A propósito de tais fantasmagorias visuais, acrescente-se a aliança das demais
cisões de seu corpo, como por exemplo o estômago enfraquecido que ruge uma linguagem
assemelhada aos momentos mais coléricos do pai, e que por isso deve significar
a proximidade do inferno; ou também a completa insensibilidade de seus pezinhos,
dois glóbulos inchados a ampararem uma miríade de seres vivos, como castiçal
de vela talhada: e a cera que escorre, quente, acalentando o fascínio do menino que
se percebe tão estrangeiro quanto nunca, tanto dentro quanto fora de seu corpo.
Em essência, trata-se do processo de naturalização de uma vida anômala, exilada em
singular subterrâneo na qual fora forçado a se criar, e cujos valores daí derivados se
articulam conforme o ritmo dos passos incessantes do pai pela casa, percussão sincopada
que provoca uma espécie de arrebatamento ditirâmbico na consciência crua
do garotinho, enfeitiçando-o, hipnotizando-o enquanto o cansaço de suas pernas
e a perda de sangue, a dor de suas mãozinhas e o paradoxal encantamento em seus
olhos se sobressaem às parcas energias do organismo infantil, facetas antagônicas
de um impossível jogo compensatório. Desacorda, pois, embalado em alucinações
etéreas, sem, contudo, enxergar a mágica derradeira de seu sangue respingado pelo
chão mesclar-se à urina, união das duas faces de um menino só, embora ele se compreendesse
como muitos.
Do lado de fora, o pai que retorna do portão interrompe seus passos na proximidade
da mesa, onde deposita a carta precatória que, ele intui, contém o desfecho
de seu drama familiar. Desdobra o conteúdo com o cuidado que uma má premonição
engendra, transpassado de mágoa, saudade que não se quer entregar como tal e que
ele a todo instante tenta sufocar, por conceber o sofrimento amoroso como fraqueza,
vulnerabilidade idêntica ao do filho, não menos reprimido.
Tribunal do Estado de...
Vara da Família...
Partes: Maria de Loudes dos...
A cada linha transcorrida, a mágoa parecia ganhar força, encharcando seus
olhos e oprimindo seu coração, vítima de um vasto calafrio. Era o fim, de fato; o casal
estava oficialmente cindido, atestava aquele documento. Estrebuchou um soluço que
ele logo devolveu a seu lugar com um golpe sobre a mesa, velha tática de exteriorizar
demônios íntimos, seu traço de caráter latente. Mas então lembrou-se da figura da
ex. esposa, lá na sua subjetividade alheia às invectivas públicas, e seu punho arrefeceu-
se, seu nervo recuou em trégua, e os dedos refrigerados se estenderam como
um cadáver abatido. Acabou, ecoava fundo em sua cabeça tal sentença, abrigando-se
nele com férrea convicção; terminou, asseguraram-lhe as duas folhas de sulfite sobre
a mesa. Assim a mágoa lograva por vencer a fúria, pois já não havia força capaz de reter
e unir uma composição definitivamente segregada – patenteava-lhe aquela carta
sobre a mesa, objetivação conclusiva de seu drama familiar. Nem mulher, nem filho.
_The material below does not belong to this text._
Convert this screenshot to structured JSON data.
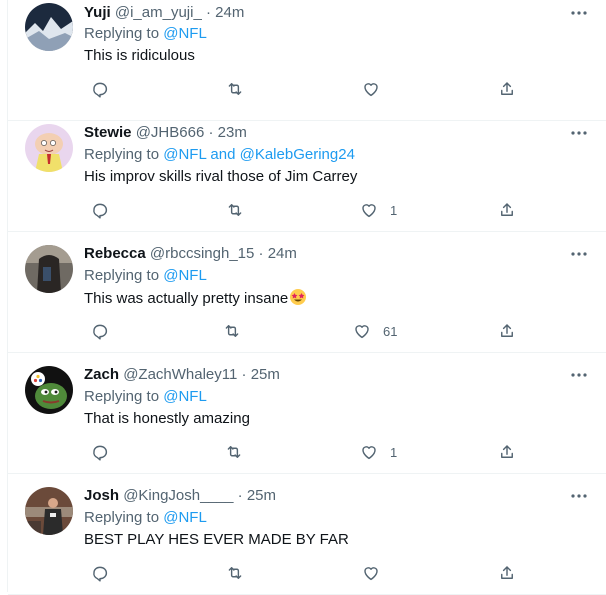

Estrebucho, dessa vez sem reter a tristeza há tempos represada pela ira, e que agora
se transformava em luto sóbrio, pois trazia consigo certa aceitação serena, subscrita
concretamente sobre a tábua da mesa.
De súbito ergueu-se da cadeira como quem desperta em meio a uma orgia,
enxergando nos pertences quebrados e nas coisas espalhadas o efeito colateral de
uma superada embriaguez, o furor instintivo do qual advêm vergonha póstuma. Indagou
acerca de seu futuro, de si neste mundo de desapreço, e soube que seria um
homem mais duro a partir de então, amargo, ressequido pelo dispêndio de amor
gratuito, homem sem seiva a roçar sua casca em superfície áspera. Recolheu cacos e
talheres espalhados pelo chão da cozinha com uma lucidez grave, ajuizando inconscientemente
sobre a finitude de todas as coisas, sobretudo a própria. Sim, ao cabo
tudo é frigidez e mau cheiro, e consciencioso é o homem que carrega o irremediável
no coração, que endurece e bombeia. Acabou, e sentia-se com essa crescente convicção
um indivíduo meio morto, sem néctar ou essência, nem arroubos de ódio.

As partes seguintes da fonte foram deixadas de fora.